Peter S. Wells’ book Barbarians to Angels is a look at the Dark Ages in the ‘cultural continuity’ tradition that started in the 1970s. It is mostly aimed at dispelling the extremely bleak view of post-Roman history taken by the early Humanists to Gibbon and through most of the twentieth century..

And it’s a certainty that things weren’t as bad as they represented them. However, the arguments presented that the post-Roman world continued without major disruptions are often nebulous, ill-supported, and lacking any degree of detail.

The strongest assertions are with the continuance with cities. The older view generally asserts that post-Roman cities were abandoned, or greatly reduced in size. Wells talks about what archaeology has found in several cities throughout Europe that show these cities did not show in disruption in the post-Roman era, as well as several sites outside the Roman world that developed in this time frame. However, one city did indeed shrink massively in this period (Rome itself), and there’s no discussion of if there are any cities from that period where there has been a conspicuous absence of any meaningful finds. Absence of evidence is not evidence of absence, but the comparison would provide a useful baseline for better theorizing.
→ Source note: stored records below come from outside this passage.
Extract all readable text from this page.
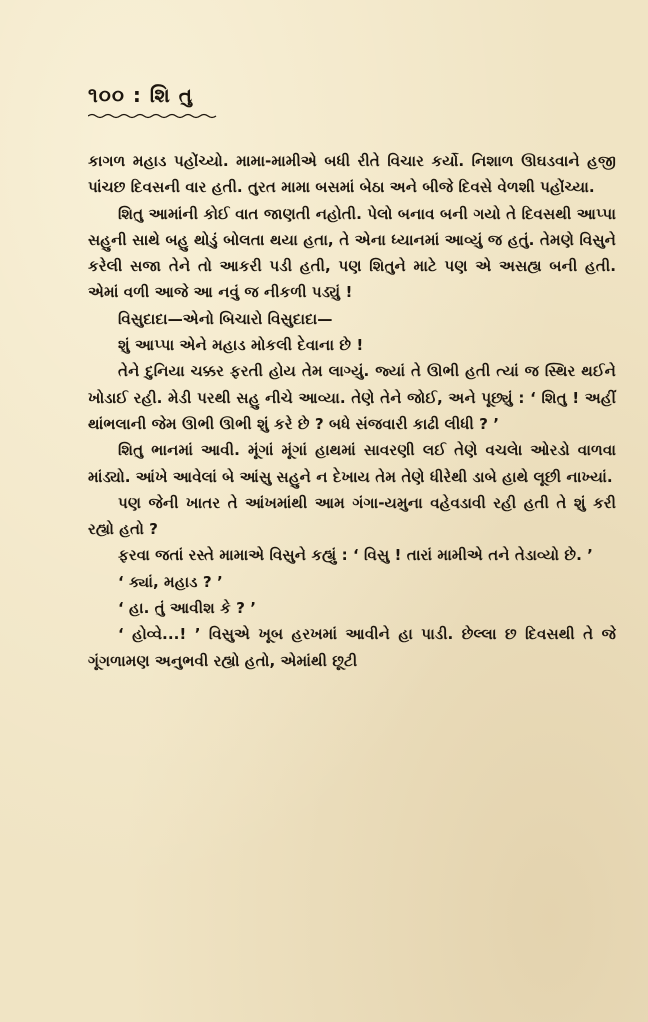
૧૦૦ : શિ તુ

કાગળ મહાડ પહોંચ્યો. મામા-મામીએ બધી રીતે વિચાર કર્યો. નિશાળ ઊઘડવાને હજી પાંચછ દિવસની વાર હતી. તુરત મામા બસમાં બેઠા અને બીજે દિવસે વેળશી પહોંચ્યા.

શિતુ આમાંની કોઈ વાત જાણતી નહોતી. પેલો બનાવ બની ગયો તે દિવસથી આપ્પા સહુની સાથે બહુ થોડું બોલતા થયા હતા, તે એના ધ્યાનમાં આવ્યું જ હતું. તેમણે વિસુને કરેલી સજા તેને તો આકરી પડી હતી, પણ શિતુને માટે પણ એ અસહ્ય બની હતી. એમાં વળી આજે આ નવું જ નીકળી પડ્યું !

વિસુદાદા—એનો બિચારો વિસુદાદા—

શું આપ્પા એને મહાડ મોકલી દેવાના છે !

તેને દુનિયા ચક્કર ફરતી હોય તેમ લાગ્યું. જ્યાં તે ઊભી હતી ત્યાં જ સ્થિર થઈને ખોડાઈ રહી. મેડી પરથી સહુ નીચે આવ્યા. તેણે તેને જોઈ, અને પૂછ્યું : ‘ શિતુ ! અહીં થાંભલાની જેમ ઊભી ઊભી શું કરે છે ? બધે સંજવારી કાઢી લીધી ? ’

શિતુ ભાનમાં આવી. મૂંગાં મૂંગાં હાથમાં સાવરણી લઈ તેણે વચલેા ઓરડો વાળવા માંડ્યો. આંખે આવેલાં બે આંસુ સહુને ન દેખાય તેમ તેણે ધીરેથી ડાબે હાથે લૂછી નાખ્યાં.

પણ જેની ખાતર તે આંખમાંથી આમ ગંગા-યમુના વહેવડાવી રહી હતી તે શું કરી રહ્યો હતો ?

ફરવા જતાં રસ્તે મામાએ વિસુને કહ્યું : ‘ વિસુ ! તારાં મામીએ તને તેડાવ્યો છે. ’

‘ ક્યાં, મહાડ ? ’

‘ હા. તું આવીશ કે ? ’

‘ હોવ્વે...! ’ વિસુએ ખૂબ હરખમાં આવીને હા પાડી. છેલ્લા છ દિવસથી તે જે ગૂંગળામણ અનુભવી રહ્યો હતો, એમાંથી છૂટી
Still, archaeology is the best parts of the book, and I wish he had gone into more detail about what has been found. New finds are made all the time, and this book does touch on several more recent ones. I think a more systematic examination would have helped develop his argument much better. As it is, he shows that there were new sites, outside the Roman world (in the Baltics) that were developing, and trading. And while that does support his refrain that Europe did not turn into a howling wilderness, it does speak to the potential of large economic shifts, which would disrupt ordinary life.

Moreover, Wells asserts at one point that the finds of exotic luxury goods in graves and the like disproves that trade declined in the post-Roman period. No, it only shows that luxury goods continued to be traded; it says nothing about bulk non-luxury goods, the part that only sees trade when there is a well-established infrastructure in place.

In the end, I suppose I was expecting a more scholarly work, while this is really a very introductory text. It is also aimed at traditional rut of learning about the period, which is not where I am. It’s not a bad book, but not what I’m looking for.